While nobody would defend the behavior of which this man was convicted, it is baffling that the Times could find it somehow improper that he was allowed to celebrate mass in prison. Even supposing he was guilty of all these horrible crimes for which he deserves to punished, what possible harm could come from his celebrating mass? He would either be doing it privately just for himself, or perhaps for other prisoners. How could that be bad?
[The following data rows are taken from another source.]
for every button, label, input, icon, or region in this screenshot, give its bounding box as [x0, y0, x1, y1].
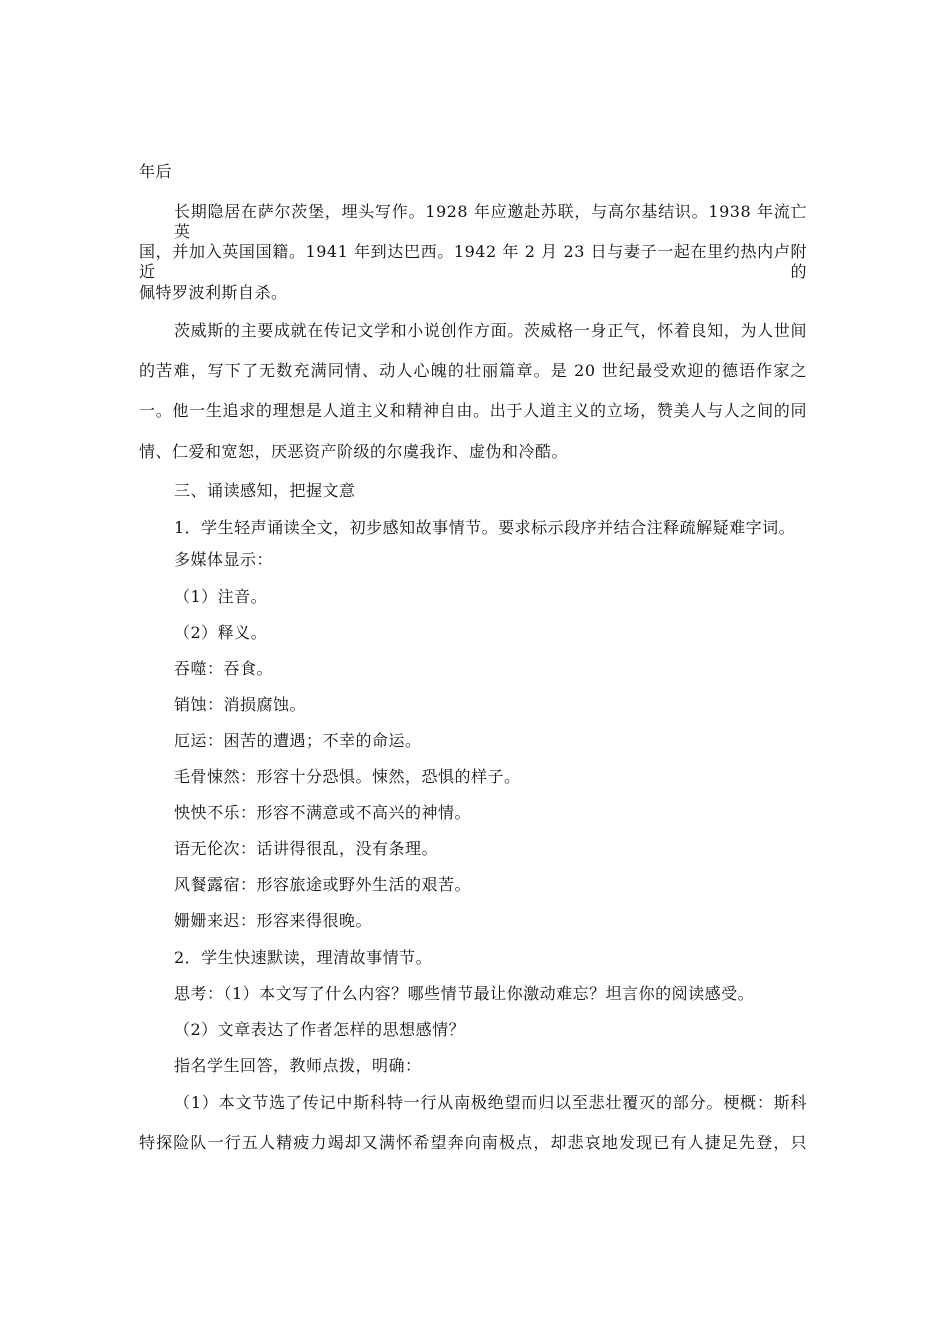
- text-line-26: （1）本文节选了传记中斯科特一行从南极绝望而归以至悲壮覆灭的部分。梗概：斯科: [174, 1093, 807, 1112]
- text-line-21: 姗姗来迟：形容来得很晚。: [174, 911, 373, 930]
- text-line-11: 多媒体显示：: [174, 550, 274, 569]
- text-line-8: 情、仁爱和宽恕，厌恶资产阶级的尔虞我诈、虚伪和冷酷。: [139, 442, 569, 461]
- text-line-17: 毛骨悚然：形容十分恐惧。悚然，恐惧的样子。: [174, 767, 521, 786]
- text-line-24: （2）文章表达了作者怎样的思想感情？: [174, 1020, 466, 1039]
- text-line-3: 国，并加入英国国籍。1941 年到达巴西。1942 年 2 月 23 日与妻子一起在里约热内卢附近的: [139, 242, 807, 281]
- text-line-15: 销蚀：消损腐蚀。: [174, 695, 307, 714]
- text-line-18: 怏怏不乐：形容不满意或不高兴的神情。: [174, 803, 472, 822]
- text-line-22: 2．学生快速默读，理清故事情节。: [174, 948, 433, 967]
- text-line-13: （2）释义。: [174, 623, 268, 642]
- text-line-14: 吞噬：吞食。: [174, 659, 274, 678]
- text-line-12: （1）注音。: [174, 587, 268, 606]
- text-line-27: 特探险队一行五人精疲力竭却又满怀希望奔向南极点，却悲哀地发现已有人捷足先登，只: [139, 1133, 807, 1152]
- text-line-10: 1．学生轻声诵读全文，初步感知故事情节。要求标示段序并结合注释疏解疑难字词。: [174, 518, 796, 537]
- text-line-4: 佩特罗波利斯自杀。: [139, 283, 288, 302]
- text-line-19: 语无伦次：话讲得很乱，没有条理。: [174, 839, 439, 858]
- text-line-1: 年后: [139, 162, 173, 181]
- text-line-25: 指名学生回答，教师点拨，明确：: [174, 1056, 422, 1075]
- text-line-23: 思考：（1）本文写了什么内容？哪些情节最让你激动难忘？坦言你的阅读感受。: [174, 984, 755, 1003]
- text-line-6: 的苦难，写下了无数充满同情、动人心魄的壮丽篇章。是 20 世纪最受欢迎的德语作家之: [139, 361, 807, 380]
- text-line-16: 厄运：困苦的遭遇；不幸的命运。: [174, 731, 422, 750]
- text-line-2: 长期隐居在萨尔茨堡，埋头写作。1928 年应邀赴苏联，与高尔基结识。1938 年流亡英: [174, 202, 807, 241]
- text-line-5: 茨威斯的主要成就在传记文学和小说创作方面。茨威格一身正气，怀着良知，为人世间: [174, 321, 807, 340]
- text-line-7: 一。他一生追求的理想是人道主义和精神自由。出于人道主义的立场，赞美人与人之间的同: [139, 401, 807, 420]
- section-heading: 三、诵读感知，把握文意: [174, 481, 356, 500]
- text-line-20: 风餐露宿：形容旅途或野外生活的艰苦。: [174, 875, 472, 894]
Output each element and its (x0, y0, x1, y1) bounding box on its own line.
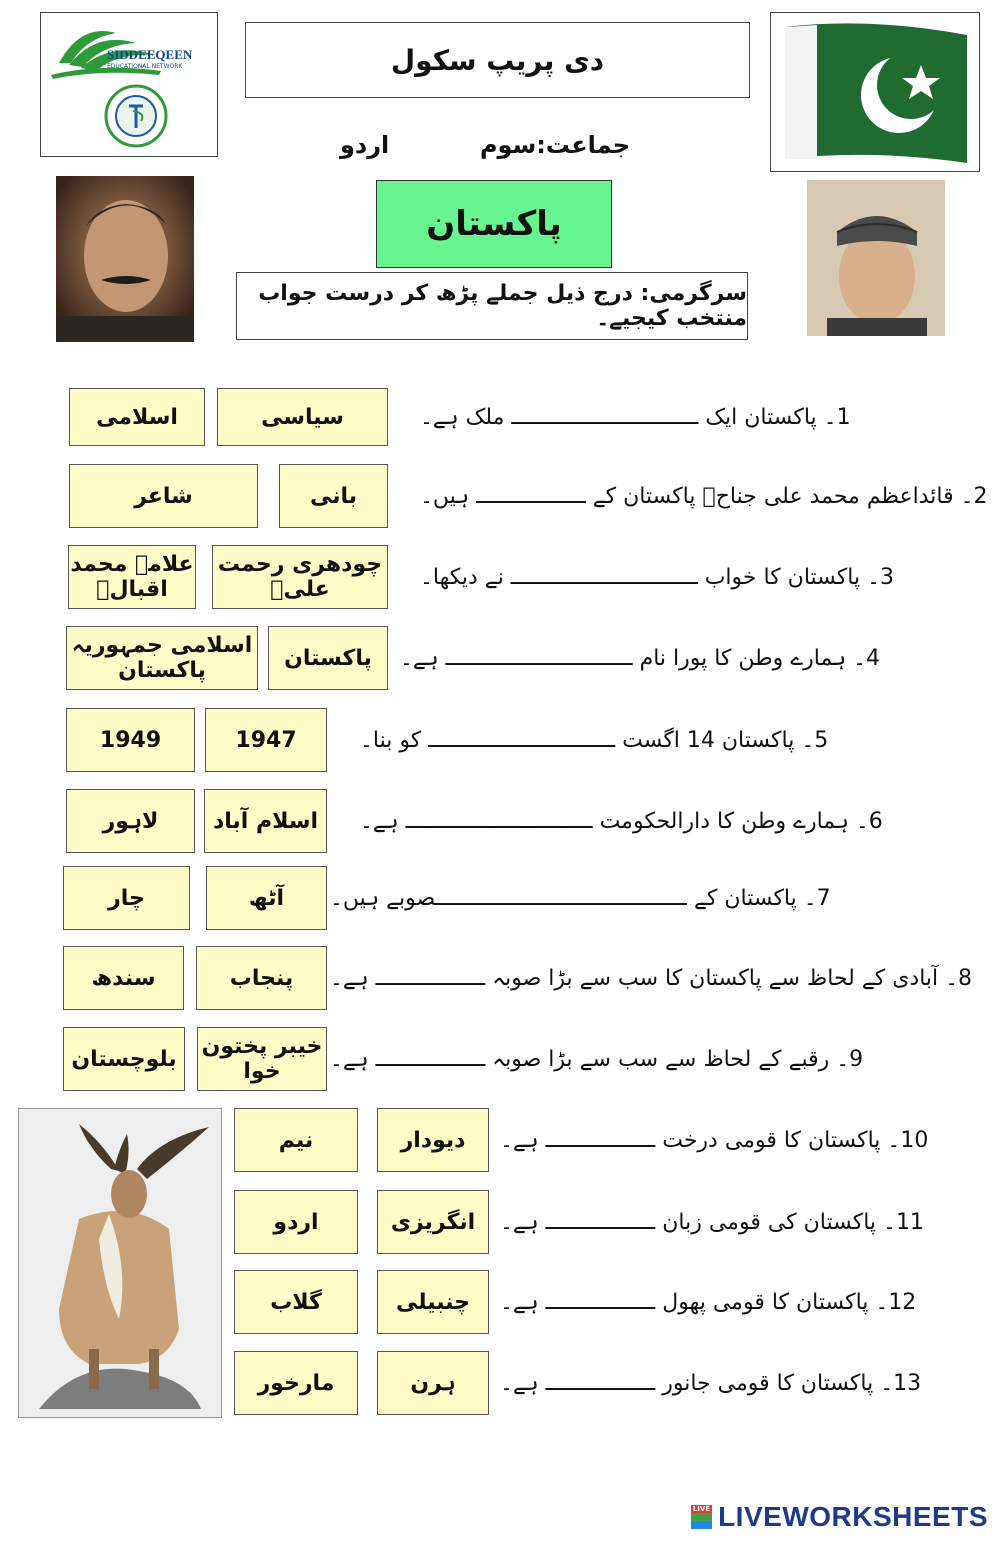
answer-option[interactable]: ہرن (377, 1351, 489, 1415)
pakistan-flag-icon (771, 13, 979, 171)
answer-option[interactable]: بانی (279, 464, 388, 528)
portrait-icon (56, 176, 194, 342)
answer-option[interactable]: انگریزی (377, 1190, 489, 1254)
answer-option[interactable]: شاعر (69, 464, 258, 528)
logo-title: SIDDEEQEEN (107, 47, 193, 62)
watermark-text: LIVEWORKSHEETS (718, 1501, 988, 1532)
topic-title: پاکستان (376, 180, 612, 268)
markhor-icon (19, 1109, 221, 1417)
question-text: 2۔ قائداعظم محمد علی جناحؒ پاکستان کے ـــــــــــــــــ ہیں۔ (420, 483, 988, 509)
answer-option[interactable]: سیاسی (217, 388, 388, 446)
answer-option[interactable]: بلوچستان (63, 1027, 185, 1091)
iqbal-portrait (56, 176, 194, 342)
question-text: 9۔ رقبے کے لحاظ سے سب سے بڑا صوبہ ـــــــــــــــــ ہے۔ (330, 1046, 864, 1072)
question-text: 1۔ پاکستان ایک ـــــــــــــــــــــــــــــ ملک ہے۔ (420, 404, 851, 430)
answer-option[interactable]: علامہ محمد اقبالؒ (68, 545, 196, 609)
question-text: 4۔ ہمارے وطن کا پورا نام ـــــــــــــــــــــــــــــ ہے۔ (400, 645, 880, 671)
liveworksheets-logo-icon: LIVE (691, 1505, 712, 1529)
answer-option[interactable]: اسلامی جمہوریہ پاکستان (66, 626, 258, 690)
answer-option[interactable]: لاہور (66, 789, 195, 853)
jinnah-portrait (807, 180, 945, 336)
liveworksheets-watermark (691, 1499, 988, 1535)
school-logo-box (40, 12, 218, 157)
answer-option[interactable]: آٹھ (206, 866, 327, 930)
question-text: 3۔ پاکستان کا خواب ـــــــــــــــــــــــــــــ نے دیکھا۔ (420, 564, 894, 590)
pakistan-flag-box (770, 12, 980, 172)
activity-instruction: سرگرمی: درج ذیل جملے پڑھ کر درست جواب منتخب کیجیے۔ (236, 272, 748, 340)
answer-option[interactable]: نیم (234, 1108, 358, 1172)
answer-option[interactable]: اسلامی (69, 388, 205, 446)
answer-option[interactable]: مارخور (234, 1351, 358, 1415)
school-name: دی پریپ سکول (245, 22, 750, 98)
siddeeqeen-logo-icon (41, 13, 217, 156)
answer-option[interactable]: سندھ (63, 946, 184, 1010)
answer-option[interactable]: دیودار (377, 1108, 489, 1172)
answer-option[interactable]: اردو (234, 1190, 358, 1254)
portrait-icon (807, 180, 945, 336)
question-text: 12۔ پاکستان کا قومی پھول ـــــــــــــــــ ہے۔ (500, 1289, 917, 1315)
question-text: 8۔ آبادی کے لحاظ سے پاکستان کا سب سے بڑا صوبہ ـــــــــــــــــ ہے۔ (330, 965, 973, 991)
question-text: 10۔ پاکستان کا قومی درخت ـــــــــــــــــ ہے۔ (500, 1127, 929, 1153)
markhor-photo (18, 1108, 222, 1418)
question-text: 11۔ پاکستان کی قومی زبان ـــــــــــــــــ ہے۔ (500, 1209, 924, 1235)
answer-option[interactable]: چودھری رحمت علیؒ (212, 545, 388, 609)
answer-option[interactable]: چار (63, 866, 190, 930)
answer-option[interactable]: خیبر پختون خوا (197, 1027, 327, 1091)
answer-option[interactable]: چنبیلی (377, 1270, 489, 1334)
question-text: 7۔ پاکستان کے ـــــــــــــــــــــــــــــــــــــــصوبے ہیں۔ (330, 885, 831, 911)
logo-subtitle: EDUCATIONAL NETWORK (107, 63, 183, 70)
answer-option[interactable]: 1947 (205, 708, 327, 772)
answer-option[interactable]: 1949 (66, 708, 195, 772)
class-label: جماعت:سوم (479, 131, 630, 159)
answer-option[interactable]: گلاب (234, 1270, 358, 1334)
question-text: 6۔ ہمارے وطن کا دارالحکومت ـــــــــــــــــــــــــــــ ہے۔ (360, 808, 883, 834)
class-info (340, 125, 630, 165)
question-text: 13۔ پاکستان کا قومی جانور ـــــــــــــــــ ہے۔ (500, 1370, 922, 1396)
answer-option[interactable]: اسلام آباد (204, 789, 327, 853)
answer-option[interactable]: پاکستان (268, 626, 388, 690)
subject-label: اردو (340, 131, 390, 159)
answer-option[interactable]: پنجاب (196, 946, 327, 1010)
question-text: 5۔ پاکستان 14 اگست ـــــــــــــــــــــــــــــ کو بنا۔ (360, 727, 829, 753)
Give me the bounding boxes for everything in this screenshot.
At any rate, such treatment of Francis demonstrates something that we already knew but that is also worth remembering: there are powerful elements in the American media that are utterly partisan. The partisanship shows itself in several ways. First and most obviously, those who are writing these stories would never treat their own favorites according to the same shoddy standards. Also, it is worth noting that the complaint here is always that Bergoglio “knew about” but “failed to prevent” abuses by the right wing government in the Dirty War. Why no complaints that he “knew about” but “failed to prevent” abuses by left-wing revolutionaries? Because in the minds of many liberal American journalists a right wing government’s use of force is necessarily illegitimate, but the resort to violence by socialist revolutionaries is not to be questioned. Finally, from this behavior we can see that the function of much liberal journalism is not to engage with and criticize non-liberal positions. It is rather to delegitimize those who hold such positions so that liberal readers won’t have to trouble themselves with any rational attention to ideas with which they disagree.